Ying was the founding editor of the Ta Kung Pao (also known as L'Impartial) in 1902. The paper's 1902 criticism of the foreign forces of the Eight-Nation Alliance (which had established posts in Tianjin following the Boxer War) resulted in French authorities issuing fines against the paper; Ying moved its operations from the French concession to the Japanese concession. Ying edited the paper for the next decade, and his extensive writings were influential both for their support of liberal politics and their use of the vernacular language. It is regarded as one of the "Four Great Papers of Republican Era."

In 1905, Ying obtained permission from the Qing imperial family to start a school at Jingyi Park, which was part of the imperial retreat west of Beijing in the Xiangshan hills. Its mission was "to develop a group of Catholic young men, who would be as cultured and well-education as any other class or circle in China, and whose conversation would redound to the glory of Holy Mother Church and to the good of their native country." Ying financed the Academy until 1918 when it ran out of funds and had to stop operating.

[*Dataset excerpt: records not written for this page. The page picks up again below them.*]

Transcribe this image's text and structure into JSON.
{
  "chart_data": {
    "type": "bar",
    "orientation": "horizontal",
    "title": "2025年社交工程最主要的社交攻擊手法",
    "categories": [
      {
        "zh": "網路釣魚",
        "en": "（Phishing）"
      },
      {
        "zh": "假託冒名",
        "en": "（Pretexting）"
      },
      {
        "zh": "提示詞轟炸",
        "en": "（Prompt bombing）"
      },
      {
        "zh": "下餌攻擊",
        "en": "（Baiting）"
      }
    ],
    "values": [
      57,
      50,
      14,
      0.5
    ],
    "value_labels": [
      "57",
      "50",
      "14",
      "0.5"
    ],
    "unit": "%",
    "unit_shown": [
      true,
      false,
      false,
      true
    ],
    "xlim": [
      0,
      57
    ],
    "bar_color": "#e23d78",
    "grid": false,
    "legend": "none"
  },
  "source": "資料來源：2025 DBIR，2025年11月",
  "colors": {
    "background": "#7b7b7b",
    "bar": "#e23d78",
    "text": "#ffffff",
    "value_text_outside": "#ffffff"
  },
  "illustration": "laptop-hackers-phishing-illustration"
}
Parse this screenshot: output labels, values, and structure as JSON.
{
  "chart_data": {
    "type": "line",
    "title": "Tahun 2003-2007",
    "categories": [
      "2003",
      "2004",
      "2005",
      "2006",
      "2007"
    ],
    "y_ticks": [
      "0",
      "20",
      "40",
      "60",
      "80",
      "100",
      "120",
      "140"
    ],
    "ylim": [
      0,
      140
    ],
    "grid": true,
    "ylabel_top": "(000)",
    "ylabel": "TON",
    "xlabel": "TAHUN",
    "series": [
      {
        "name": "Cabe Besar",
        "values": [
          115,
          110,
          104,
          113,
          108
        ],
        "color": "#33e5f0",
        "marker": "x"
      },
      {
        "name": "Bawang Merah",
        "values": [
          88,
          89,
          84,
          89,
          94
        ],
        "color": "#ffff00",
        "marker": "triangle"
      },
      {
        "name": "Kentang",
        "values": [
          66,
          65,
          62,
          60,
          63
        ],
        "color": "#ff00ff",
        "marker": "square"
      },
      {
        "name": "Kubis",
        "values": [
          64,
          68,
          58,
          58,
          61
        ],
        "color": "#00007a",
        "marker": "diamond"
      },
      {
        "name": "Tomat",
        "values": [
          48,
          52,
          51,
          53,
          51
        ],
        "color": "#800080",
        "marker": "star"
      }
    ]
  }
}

Ying was an early advocate of Catholic education in China, along with Ma Xiangbo.

After the Revolution of 1911, he turned his attention to Catholic education, founding the Fu-jen School for girls. Ying and his friends the reformist priest Vincent Lebbe and the Catholic layman Ma Xiangbo had become increasingly frustrated and resentful over the control of the Chinese Catholic Church and all Catholics in China exercised by the French government and French priests, who constituted 70% of the clergy in China. They called for the Church in China to be controlled by Chinese priests appointed by the Vatican rather than French ones, who blocked the reform efforts of the Pope.

During the 1910s, Ying worked closely with Lebbe in the Tianjin Catholic community, and in support of Lebbe's Catholic newspaper, Yishibao.

In 1912, the Republic of China banned Ta Kung Pao after it criticised Yuan Shikai. Ying responded by distributing the paper free of charge.

In 1912, Ying was appointed the lay editor of the first Chinese Catholic weekly newspaper, Guang Yi Lu, by Lebbe.

Lebbe arranged for an essay of Ying's to be translated into French and sent to Rome. Ying frankly explained that the chauvinism and disdain for Chinese among the French clergy in China was extremely demoralizing for Chinese priests. Ying's critical voice was a major factor in the decision of Pope Benedict XV to direct the founding of a Catholic university, Fujen University, in Beijing. Ying took responsibility for much of the organization and start-up of the university, which opened in 1925. He died of cancer on 2 March 1926 in Beijing.

== Views ==
Ying appreciated the intellectual heritage of Catholicism and lamented that that the Catholic Church in China had largely abandoned scholarly efforts in the country after the Chinese Rites controversy.

Ying believed that the interference of the European Catholic country's civil authorities in China was a major reason for the religion's lack of efficacy as a social or moral force in China.

==Personal life==
Growing up, Ying was skilled athletically, including in archery, swordsmanship, and horseback riding.

Ying married Shuzhong (淑仲), a member of the Qing dynasty royal family. Ying Hua's son, Ying Qianli, was an active lay leader in the Catholic Church during the early Republican era. His grandson, Ying Ruocheng, was a prominent actor after 1949 and China's vice minister of culture from 1986 to 1990. His great-grandson, Ying Da, is a prominent actor, director, talk show host, and television show creator in Beijing. His great-great-grandson, Rudi Ying, is a professional ice hockey player.